One of our students who works in biometrics passed along two interesting article links. This article describes how a password-protected, supposedly very secure USB memory stick was almost trivially hacked. This second article by the same author describes how a USB stick protected by a biometric was also trivially hacked. I’m not in a position to recreate the procedure described on those pages, so I can’t say for certain that the reality is as presented. (NB: simply because something is on the WWW doesn’t mean it is true, accurate, or complete. The rumor earlier this week about a delay in the iPhone release is a good example.) However, the details certainly ring true.

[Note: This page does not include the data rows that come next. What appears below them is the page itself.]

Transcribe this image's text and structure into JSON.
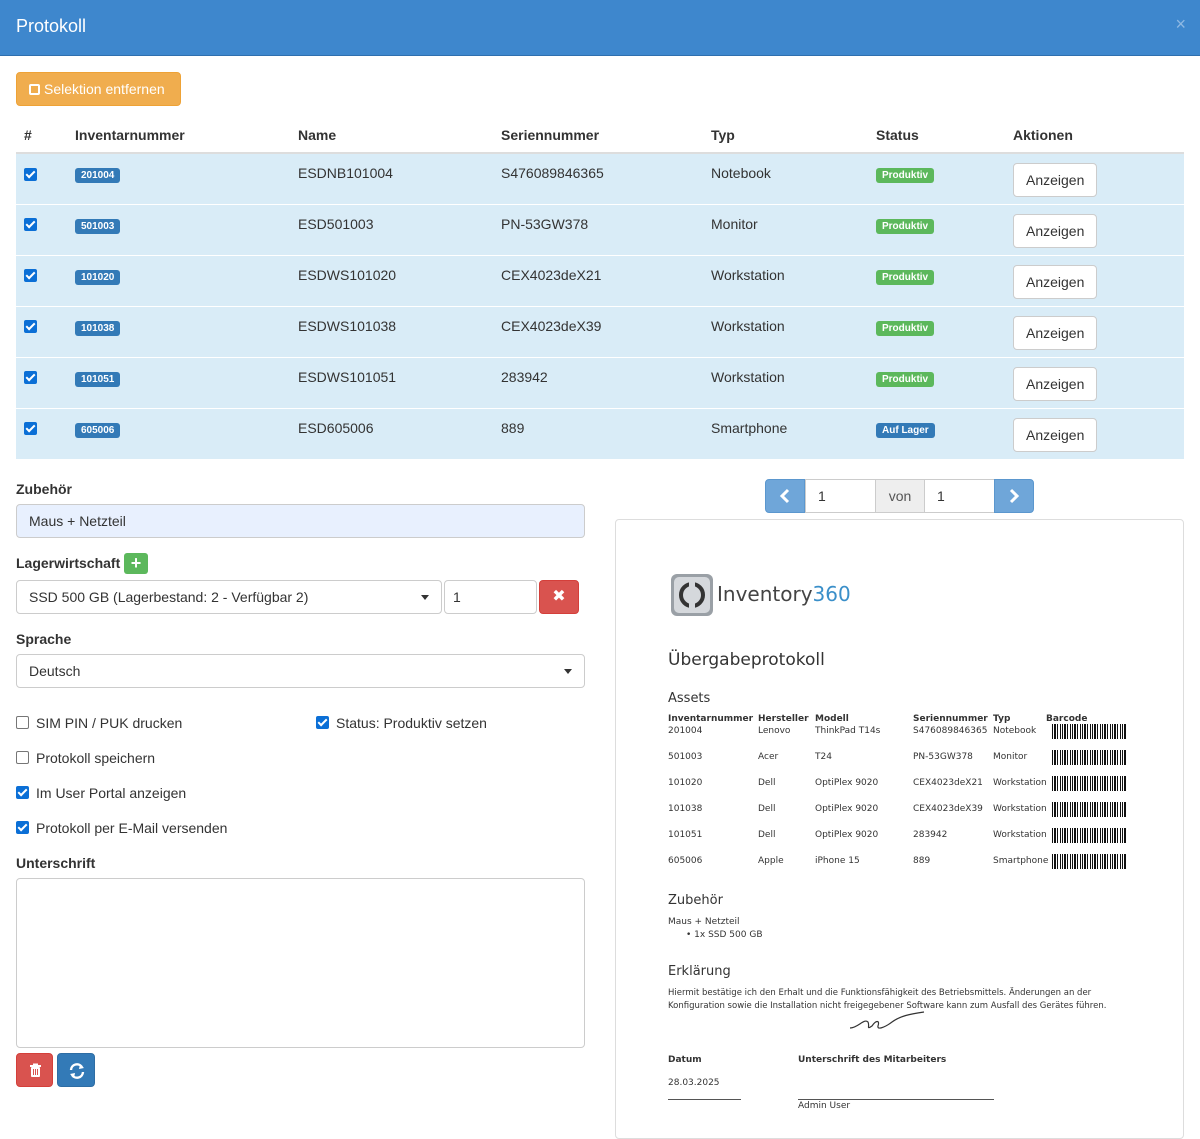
{
  "header": {
    "title": "Protokoll",
    "close": "×"
  },
  "toolbar": {
    "deselect_label": "Selektion entfernen"
  },
  "table": {
    "headers": [
      "#",
      "Inventarnummer",
      "Name",
      "Seriennummer",
      "Typ",
      "Status",
      "Aktionen"
    ],
    "rows": [
      {
        "inv": "201004",
        "name": "ESDNB101004",
        "serial": "S476089846365",
        "type": "Notebook",
        "status": "Produktiv",
        "action": "Anzeigen"
      },
      {
        "inv": "501003",
        "name": "ESD501003",
        "serial": "PN-53GW378",
        "type": "Monitor",
        "status": "Produktiv",
        "action": "Anzeigen"
      },
      {
        "inv": "101020",
        "name": "ESDWS101020",
        "serial": "CEX4023deX21",
        "type": "Workstation",
        "status": "Produktiv",
        "action": "Anzeigen"
      },
      {
        "inv": "101038",
        "name": "ESDWS101038",
        "serial": "CEX4023deX39",
        "type": "Workstation",
        "status": "Produktiv",
        "action": "Anzeigen"
      },
      {
        "inv": "101051",
        "name": "ESDWS101051",
        "serial": "283942",
        "type": "Workstation",
        "status": "Produktiv",
        "action": "Anzeigen"
      },
      {
        "inv": "605006",
        "name": "ESD605006",
        "serial": "889",
        "type": "Smartphone",
        "status": "Auf Lager",
        "action": "Anzeigen"
      }
    ]
  },
  "form": {
    "zubehoer_label": "Zubehör",
    "zubehoer_value": "Maus + Netzteil",
    "lager_label": "Lagerwirtschaft",
    "lager_value": "SSD 500 GB (Lagerbestand: 2 - Verfügbar 2)",
    "lager_qty": "1",
    "sprache_label": "Sprache",
    "sprache_value": "Deutsch",
    "options": {
      "sim": "SIM PIN / PUK drucken",
      "status": "Status: Produktiv setzen",
      "save": "Protokoll speichern",
      "portal": "Im User Portal anzeigen",
      "email": "Protokoll per E-Mail versenden"
    },
    "unterschrift_label": "Unterschrift"
  },
  "pager": {
    "page": "1",
    "of_label": "von",
    "total": "1"
  },
  "preview": {
    "logo_text": "Inventory",
    "logo_num": "360",
    "title": "Übergabeprotokoll",
    "assets_heading": "Assets",
    "cols": [
      "Inventarnummer",
      "Hersteller",
      "Modell",
      "Seriennummer",
      "Typ",
      "Barcode"
    ],
    "rows": [
      {
        "inv": "201004",
        "maker": "Lenovo",
        "model": "ThinkPad T14s",
        "serial": "S476089846365",
        "type": "Notebook"
      },
      {
        "inv": "501003",
        "maker": "Acer",
        "model": "T24",
        "serial": "PN-53GW378",
        "type": "Monitor"
      },
      {
        "inv": "101020",
        "maker": "Dell",
        "model": "OptiPlex 9020",
        "serial": "CEX4023deX21",
        "type": "Workstation"
      },
      {
        "inv": "101038",
        "maker": "Dell",
        "model": "OptiPlex 9020",
        "serial": "CEX4023deX39",
        "type": "Workstation"
      },
      {
        "inv": "101051",
        "maker": "Dell",
        "model": "OptiPlex 9020",
        "serial": "283942",
        "type": "Workstation"
      },
      {
        "inv": "605006",
        "maker": "Apple",
        "model": "iPhone 15",
        "serial": "889",
        "type": "Smartphone"
      }
    ],
    "zubehoer_heading": "Zubehör",
    "zubehoer_line": "Maus + Netzteil",
    "zubehoer_item": "1x SSD 500 GB",
    "erklaerung_heading": "Erklärung",
    "erklaerung_line1": "Hiermit bestätige ich den Erhalt und die Funktionsfähigkeit des Betriebsmittels. Änderungen an der",
    "erklaerung_line2": "Konfiguration sowie die Installation nicht freigegebener Software kann zum Ausfall des Gerätes führen.",
    "datum_label": "Datum",
    "datum_value": "28.03.2025",
    "unterschrift_label": "Unterschrift des Mitarbeiters",
    "signer": "Admin User"
  }
}
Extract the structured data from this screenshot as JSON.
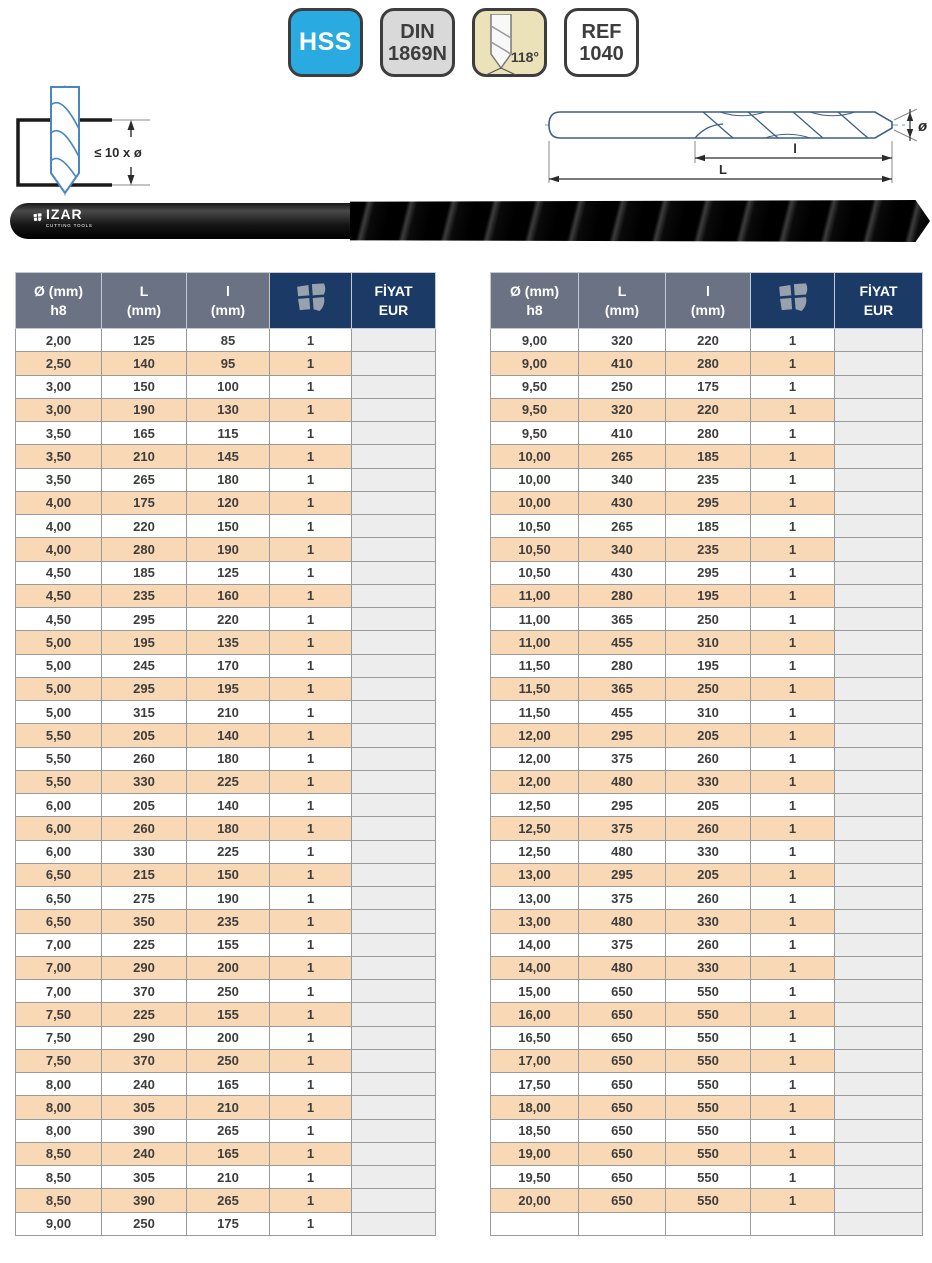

We have a lot of people who are “security experts” or who are marketing security-related products who really don’t understand what security is all about. Security is about reducing risk of untoward events in a given system. To make this work, one needs to actually understand all the risks, the likelihood of them occurring, and the resultant losses. Securing one component against obvious attacks is not sufficient. Furthermore, failing to think about relatively trivial physical attacks is a huge loophole—theft, loss or damage of devices is simple, and the skills to disassemble something to get at the components inside is certainly not a restricted “black art.” Consider the rash of losses and thefts of disks (and enclosing laptops) we have seen over the last year or two, with this one being one of the most recent.
Good security takes into account people, events, environment, and the physical world. Poor security is usually easy to circumvent by attacking one of those avenues. Despite publicity to the contrary, not all security problems are caused by weak encryption and buffer overflows!